I read, finally, as well, the latest books by several popular authors:
The Cat Who Dropped a Bombshell by Lilian Jackson Braun--not much mystery, but still a cozy read as the town of Pickax celebrates its sesquicentenary.
Murder at Five Finger Light by Sue Henry--Jessie Arnold is stranded on a lighthouse island with a few other people while a murderer stalks them; lots of surprises.
S is for Silence by Sue Grafton--Kinsey Milhone investigates the disappearance of a woman and her car that occured in the fifties, 34 years previously.
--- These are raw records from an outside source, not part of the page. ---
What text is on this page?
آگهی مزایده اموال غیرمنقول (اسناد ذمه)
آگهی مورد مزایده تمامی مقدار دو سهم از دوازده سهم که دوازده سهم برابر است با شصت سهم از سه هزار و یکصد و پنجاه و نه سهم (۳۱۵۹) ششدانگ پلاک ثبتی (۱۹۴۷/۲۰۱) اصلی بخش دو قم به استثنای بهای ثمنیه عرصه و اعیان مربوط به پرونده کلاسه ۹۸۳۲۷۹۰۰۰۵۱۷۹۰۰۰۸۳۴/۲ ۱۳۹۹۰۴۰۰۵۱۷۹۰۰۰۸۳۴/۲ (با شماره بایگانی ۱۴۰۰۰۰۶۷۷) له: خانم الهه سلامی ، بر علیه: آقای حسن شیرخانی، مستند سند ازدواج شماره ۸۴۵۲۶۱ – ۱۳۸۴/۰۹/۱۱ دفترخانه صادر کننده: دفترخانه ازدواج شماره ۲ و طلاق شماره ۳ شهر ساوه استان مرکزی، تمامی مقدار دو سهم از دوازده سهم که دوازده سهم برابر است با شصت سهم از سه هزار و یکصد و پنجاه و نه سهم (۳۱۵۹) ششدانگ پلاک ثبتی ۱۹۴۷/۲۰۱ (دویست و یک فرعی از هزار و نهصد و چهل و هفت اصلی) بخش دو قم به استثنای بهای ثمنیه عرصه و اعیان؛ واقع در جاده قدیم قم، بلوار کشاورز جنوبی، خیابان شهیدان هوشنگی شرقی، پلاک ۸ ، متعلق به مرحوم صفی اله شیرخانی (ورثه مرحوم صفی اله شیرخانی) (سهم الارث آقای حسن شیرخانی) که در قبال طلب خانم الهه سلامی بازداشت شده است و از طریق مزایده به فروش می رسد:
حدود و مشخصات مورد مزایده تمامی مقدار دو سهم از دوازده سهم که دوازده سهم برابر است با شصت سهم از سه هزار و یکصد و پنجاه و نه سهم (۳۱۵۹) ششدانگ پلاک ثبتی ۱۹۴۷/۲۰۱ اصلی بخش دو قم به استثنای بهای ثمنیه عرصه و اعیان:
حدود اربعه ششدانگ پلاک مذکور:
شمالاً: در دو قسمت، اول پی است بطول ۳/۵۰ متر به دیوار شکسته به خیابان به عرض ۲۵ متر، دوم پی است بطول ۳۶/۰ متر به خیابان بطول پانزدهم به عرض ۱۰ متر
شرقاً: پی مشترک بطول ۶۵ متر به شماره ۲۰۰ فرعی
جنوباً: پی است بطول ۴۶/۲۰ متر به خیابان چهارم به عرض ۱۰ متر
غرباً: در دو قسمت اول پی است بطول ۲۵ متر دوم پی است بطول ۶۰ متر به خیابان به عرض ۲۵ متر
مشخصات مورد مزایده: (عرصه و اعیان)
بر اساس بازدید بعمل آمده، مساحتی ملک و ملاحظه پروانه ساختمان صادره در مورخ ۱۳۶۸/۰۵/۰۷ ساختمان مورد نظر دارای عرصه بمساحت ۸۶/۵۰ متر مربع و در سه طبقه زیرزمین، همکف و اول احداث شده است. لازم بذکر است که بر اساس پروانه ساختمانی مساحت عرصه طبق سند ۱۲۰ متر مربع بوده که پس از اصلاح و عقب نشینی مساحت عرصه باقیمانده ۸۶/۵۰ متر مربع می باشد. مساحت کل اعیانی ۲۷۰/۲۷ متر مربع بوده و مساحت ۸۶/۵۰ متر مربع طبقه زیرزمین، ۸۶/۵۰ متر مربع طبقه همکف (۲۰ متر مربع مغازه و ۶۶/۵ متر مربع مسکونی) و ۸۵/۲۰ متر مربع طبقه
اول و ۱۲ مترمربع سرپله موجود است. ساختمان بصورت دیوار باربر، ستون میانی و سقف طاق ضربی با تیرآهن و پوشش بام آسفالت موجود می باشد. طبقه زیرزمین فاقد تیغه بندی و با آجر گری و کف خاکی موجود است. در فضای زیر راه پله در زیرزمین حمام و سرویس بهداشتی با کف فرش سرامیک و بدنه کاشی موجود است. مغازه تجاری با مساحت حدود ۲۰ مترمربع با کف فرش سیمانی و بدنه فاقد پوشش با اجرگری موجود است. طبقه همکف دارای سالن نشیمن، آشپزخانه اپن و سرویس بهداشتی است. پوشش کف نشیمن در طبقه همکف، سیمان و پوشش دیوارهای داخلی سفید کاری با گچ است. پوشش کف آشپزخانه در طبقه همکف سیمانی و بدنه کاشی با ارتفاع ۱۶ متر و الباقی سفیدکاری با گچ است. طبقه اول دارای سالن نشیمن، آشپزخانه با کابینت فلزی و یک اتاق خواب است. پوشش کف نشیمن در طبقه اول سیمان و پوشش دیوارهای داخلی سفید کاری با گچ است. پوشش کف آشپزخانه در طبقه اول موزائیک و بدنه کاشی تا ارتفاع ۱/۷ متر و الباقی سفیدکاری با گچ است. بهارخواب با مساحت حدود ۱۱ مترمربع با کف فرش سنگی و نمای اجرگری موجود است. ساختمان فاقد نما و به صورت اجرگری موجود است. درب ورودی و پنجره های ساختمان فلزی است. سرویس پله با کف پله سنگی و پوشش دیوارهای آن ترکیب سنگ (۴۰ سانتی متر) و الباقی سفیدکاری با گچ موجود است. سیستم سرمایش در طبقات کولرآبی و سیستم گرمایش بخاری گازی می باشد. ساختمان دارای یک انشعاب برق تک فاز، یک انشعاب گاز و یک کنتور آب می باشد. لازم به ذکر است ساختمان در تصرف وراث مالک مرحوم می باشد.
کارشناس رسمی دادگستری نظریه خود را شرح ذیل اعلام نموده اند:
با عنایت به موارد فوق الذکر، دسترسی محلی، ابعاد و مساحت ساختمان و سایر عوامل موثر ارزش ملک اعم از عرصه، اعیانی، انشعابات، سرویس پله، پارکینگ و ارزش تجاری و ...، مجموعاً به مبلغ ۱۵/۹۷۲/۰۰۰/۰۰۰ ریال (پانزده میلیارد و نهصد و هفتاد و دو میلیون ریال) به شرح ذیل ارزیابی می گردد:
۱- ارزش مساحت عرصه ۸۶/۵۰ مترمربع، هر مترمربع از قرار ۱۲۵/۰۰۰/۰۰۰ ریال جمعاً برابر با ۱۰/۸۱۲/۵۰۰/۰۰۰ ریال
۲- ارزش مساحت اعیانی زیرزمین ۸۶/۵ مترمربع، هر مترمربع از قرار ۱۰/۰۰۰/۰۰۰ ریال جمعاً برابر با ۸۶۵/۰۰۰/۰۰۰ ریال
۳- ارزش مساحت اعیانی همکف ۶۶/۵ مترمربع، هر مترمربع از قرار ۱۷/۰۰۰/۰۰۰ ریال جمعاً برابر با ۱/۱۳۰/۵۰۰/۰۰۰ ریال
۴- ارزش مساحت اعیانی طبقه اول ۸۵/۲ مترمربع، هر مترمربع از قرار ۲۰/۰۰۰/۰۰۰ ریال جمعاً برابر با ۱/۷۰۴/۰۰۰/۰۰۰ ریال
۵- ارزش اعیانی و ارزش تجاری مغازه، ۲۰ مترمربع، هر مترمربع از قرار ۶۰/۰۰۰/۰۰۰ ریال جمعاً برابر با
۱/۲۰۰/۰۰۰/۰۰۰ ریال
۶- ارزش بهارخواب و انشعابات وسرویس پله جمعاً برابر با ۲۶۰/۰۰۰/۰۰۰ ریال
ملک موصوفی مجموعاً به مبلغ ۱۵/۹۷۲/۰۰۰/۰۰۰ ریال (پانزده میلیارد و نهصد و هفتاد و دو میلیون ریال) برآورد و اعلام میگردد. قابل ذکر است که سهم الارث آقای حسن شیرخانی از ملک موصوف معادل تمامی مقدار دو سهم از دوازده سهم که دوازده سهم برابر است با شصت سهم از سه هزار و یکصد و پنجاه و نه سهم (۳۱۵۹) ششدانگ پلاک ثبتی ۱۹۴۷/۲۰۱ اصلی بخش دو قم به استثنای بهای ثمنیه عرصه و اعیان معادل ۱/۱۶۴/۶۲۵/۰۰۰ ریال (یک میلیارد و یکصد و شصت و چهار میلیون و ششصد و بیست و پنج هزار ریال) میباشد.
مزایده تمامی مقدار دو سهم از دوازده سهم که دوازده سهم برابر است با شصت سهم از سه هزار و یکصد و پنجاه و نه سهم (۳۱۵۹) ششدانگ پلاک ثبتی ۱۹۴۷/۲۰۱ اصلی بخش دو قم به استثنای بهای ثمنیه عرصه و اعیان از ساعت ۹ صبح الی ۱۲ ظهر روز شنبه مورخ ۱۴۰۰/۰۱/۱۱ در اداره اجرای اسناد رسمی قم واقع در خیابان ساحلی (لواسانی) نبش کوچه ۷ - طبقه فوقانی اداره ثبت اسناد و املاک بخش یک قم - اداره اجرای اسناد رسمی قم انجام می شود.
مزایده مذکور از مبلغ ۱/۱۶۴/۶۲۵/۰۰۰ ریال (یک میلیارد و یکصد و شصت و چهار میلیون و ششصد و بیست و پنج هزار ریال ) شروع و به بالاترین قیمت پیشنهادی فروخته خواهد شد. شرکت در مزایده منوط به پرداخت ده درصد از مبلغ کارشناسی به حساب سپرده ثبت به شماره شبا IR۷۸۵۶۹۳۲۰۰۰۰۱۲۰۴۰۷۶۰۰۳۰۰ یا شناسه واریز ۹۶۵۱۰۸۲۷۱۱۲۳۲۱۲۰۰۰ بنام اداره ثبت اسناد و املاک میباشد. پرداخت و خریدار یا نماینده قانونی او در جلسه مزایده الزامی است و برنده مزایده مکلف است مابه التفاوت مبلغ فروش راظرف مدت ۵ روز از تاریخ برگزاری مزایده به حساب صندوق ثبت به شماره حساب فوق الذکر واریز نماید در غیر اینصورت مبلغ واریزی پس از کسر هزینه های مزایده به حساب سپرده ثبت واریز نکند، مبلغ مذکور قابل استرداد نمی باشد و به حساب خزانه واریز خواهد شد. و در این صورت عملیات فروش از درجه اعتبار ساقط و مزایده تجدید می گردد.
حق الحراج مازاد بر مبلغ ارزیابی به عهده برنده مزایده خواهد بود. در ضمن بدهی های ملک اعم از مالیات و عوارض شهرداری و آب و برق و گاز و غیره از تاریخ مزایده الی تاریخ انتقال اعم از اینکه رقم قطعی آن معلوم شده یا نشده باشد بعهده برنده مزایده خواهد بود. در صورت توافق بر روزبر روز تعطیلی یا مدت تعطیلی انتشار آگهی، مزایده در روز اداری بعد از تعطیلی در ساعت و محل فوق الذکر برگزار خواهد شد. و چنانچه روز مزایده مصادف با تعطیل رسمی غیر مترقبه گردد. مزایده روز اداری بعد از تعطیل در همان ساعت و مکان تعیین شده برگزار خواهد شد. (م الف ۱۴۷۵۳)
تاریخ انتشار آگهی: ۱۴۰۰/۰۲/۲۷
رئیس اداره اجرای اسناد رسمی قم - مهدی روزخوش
I also read (and enjoyed) the latest [before March, anyway] in the Blackbird Sisters series, Cross Your Heart and Hope to Die by Nancy Martin--impoverished socialite Nora's obnoxious Society column writer boss is found dead on her porch and her mob-connected boyfriend is a suspect. I liked Veronica Heley's latest, too, Murder by Committee, an English cozy featuring Ellis Quicke, a widow finding her way as an independent person and still trying to rescue her selfish daughter who has been involved with a shady entrepreneur who is murdered. Lastly, I read a first novel by Elizabeth Becka, Trace Evidence--a Cleveland based forensic specialist, Evelyn James, gets personally involved in the deaths of two young girls, one who has been drowned after being thrown in the river with her feet encased in cement and one who has been strangled after escaping her cement shackles; not too gory, but very intense ending.